Electronic waste (e-waste)
AMP Robotics use AMP Cortex™ to identify, sort and pick tiny particles of valuable minerals to maximise recovery of e-waste. The robots are also used in sorting for the recycling of plastics, cartons, paper, cardboard, metals, and other materials (see my article on e-waste).
Issues And Concerns Around AI
As might be expected a number of concerns have been raised relating to the use of Artificial Intelligence. These centre around:
Automated Bias – for example making credit decisions based on patterns found in data relating to race, gender or age. Undiagnosed bias in such algorithms could expose the company to legal claims.

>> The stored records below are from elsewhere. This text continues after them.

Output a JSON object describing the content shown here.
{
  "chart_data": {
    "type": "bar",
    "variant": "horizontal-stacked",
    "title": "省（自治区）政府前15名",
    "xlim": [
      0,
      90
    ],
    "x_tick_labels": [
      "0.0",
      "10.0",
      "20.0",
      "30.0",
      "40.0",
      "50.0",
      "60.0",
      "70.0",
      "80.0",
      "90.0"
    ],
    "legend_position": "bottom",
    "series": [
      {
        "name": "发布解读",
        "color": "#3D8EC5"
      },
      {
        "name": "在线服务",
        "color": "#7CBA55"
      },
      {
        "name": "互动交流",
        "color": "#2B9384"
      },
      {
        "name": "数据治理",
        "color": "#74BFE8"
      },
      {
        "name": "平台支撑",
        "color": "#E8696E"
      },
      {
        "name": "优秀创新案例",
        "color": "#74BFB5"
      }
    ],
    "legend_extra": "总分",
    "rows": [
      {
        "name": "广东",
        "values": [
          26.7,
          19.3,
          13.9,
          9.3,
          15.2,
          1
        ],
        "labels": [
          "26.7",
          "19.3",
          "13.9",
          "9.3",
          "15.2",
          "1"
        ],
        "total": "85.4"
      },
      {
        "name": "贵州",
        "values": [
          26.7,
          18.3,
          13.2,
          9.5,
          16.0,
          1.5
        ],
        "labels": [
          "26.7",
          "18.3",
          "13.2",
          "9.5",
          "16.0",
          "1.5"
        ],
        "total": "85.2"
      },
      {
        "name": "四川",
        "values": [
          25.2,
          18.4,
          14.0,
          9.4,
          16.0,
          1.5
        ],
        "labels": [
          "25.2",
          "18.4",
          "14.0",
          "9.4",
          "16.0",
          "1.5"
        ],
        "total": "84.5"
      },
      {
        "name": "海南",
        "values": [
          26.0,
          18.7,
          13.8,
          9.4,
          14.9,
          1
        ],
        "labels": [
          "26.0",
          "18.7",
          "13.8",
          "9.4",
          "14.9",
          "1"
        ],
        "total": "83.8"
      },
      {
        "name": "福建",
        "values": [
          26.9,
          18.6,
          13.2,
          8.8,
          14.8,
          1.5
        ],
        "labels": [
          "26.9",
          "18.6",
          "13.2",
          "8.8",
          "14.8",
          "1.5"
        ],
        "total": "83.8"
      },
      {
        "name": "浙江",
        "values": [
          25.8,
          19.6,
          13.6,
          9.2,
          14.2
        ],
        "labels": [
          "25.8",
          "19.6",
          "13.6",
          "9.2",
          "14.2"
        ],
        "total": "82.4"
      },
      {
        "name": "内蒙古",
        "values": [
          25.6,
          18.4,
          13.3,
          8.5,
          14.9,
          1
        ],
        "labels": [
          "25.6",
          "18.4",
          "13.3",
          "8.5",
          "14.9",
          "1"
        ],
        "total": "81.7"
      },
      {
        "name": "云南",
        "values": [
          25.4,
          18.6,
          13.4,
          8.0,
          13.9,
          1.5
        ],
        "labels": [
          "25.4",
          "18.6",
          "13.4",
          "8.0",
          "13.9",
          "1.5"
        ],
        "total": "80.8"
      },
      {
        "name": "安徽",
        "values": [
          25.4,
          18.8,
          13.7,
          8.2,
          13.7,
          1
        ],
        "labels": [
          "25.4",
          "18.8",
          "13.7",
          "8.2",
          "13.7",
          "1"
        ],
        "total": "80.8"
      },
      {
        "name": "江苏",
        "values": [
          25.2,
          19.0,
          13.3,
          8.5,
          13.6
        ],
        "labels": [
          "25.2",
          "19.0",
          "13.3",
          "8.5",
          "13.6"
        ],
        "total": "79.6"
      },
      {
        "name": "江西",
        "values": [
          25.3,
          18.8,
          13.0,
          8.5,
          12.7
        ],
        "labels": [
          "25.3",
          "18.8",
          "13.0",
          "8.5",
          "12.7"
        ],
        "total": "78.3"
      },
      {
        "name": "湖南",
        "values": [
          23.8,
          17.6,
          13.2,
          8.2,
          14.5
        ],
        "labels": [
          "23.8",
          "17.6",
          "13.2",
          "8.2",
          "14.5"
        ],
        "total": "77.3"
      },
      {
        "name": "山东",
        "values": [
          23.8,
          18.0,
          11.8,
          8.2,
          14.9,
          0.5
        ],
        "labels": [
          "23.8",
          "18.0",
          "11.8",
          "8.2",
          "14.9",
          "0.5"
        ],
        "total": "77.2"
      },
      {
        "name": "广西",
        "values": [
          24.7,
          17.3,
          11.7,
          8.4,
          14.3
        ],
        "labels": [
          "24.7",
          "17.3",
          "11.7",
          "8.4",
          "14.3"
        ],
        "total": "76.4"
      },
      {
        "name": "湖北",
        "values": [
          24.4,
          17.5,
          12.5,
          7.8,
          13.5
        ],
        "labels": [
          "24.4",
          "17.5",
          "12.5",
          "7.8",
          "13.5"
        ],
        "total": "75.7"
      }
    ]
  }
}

Privacy and Security – Concerns around IoT around privacy and security have led to industry and governmental moves to address these concerns.
Excessive Costs – the risk that sustainability benefits, for example efficiency savings may not materialise, or may be offset by other consequences of AI. Self-driving cars, for example, may lead to more journeys, leading to increases in emissions.
Lack of human interaction – expressed for example as less jobs for people or too little consideration of human insights, leading to poor decision-making.
Excessive energy consumption – largely resulting from using the wrong data.
There are many uses of artificial intelligence which directly impact business sustainability. Artificial Intelligence is an exciting field which offers huge potential for the future. But it needs to be implemented with proper concern for people, energy resources and security. And we’re likely to hear a lot more about it in the future.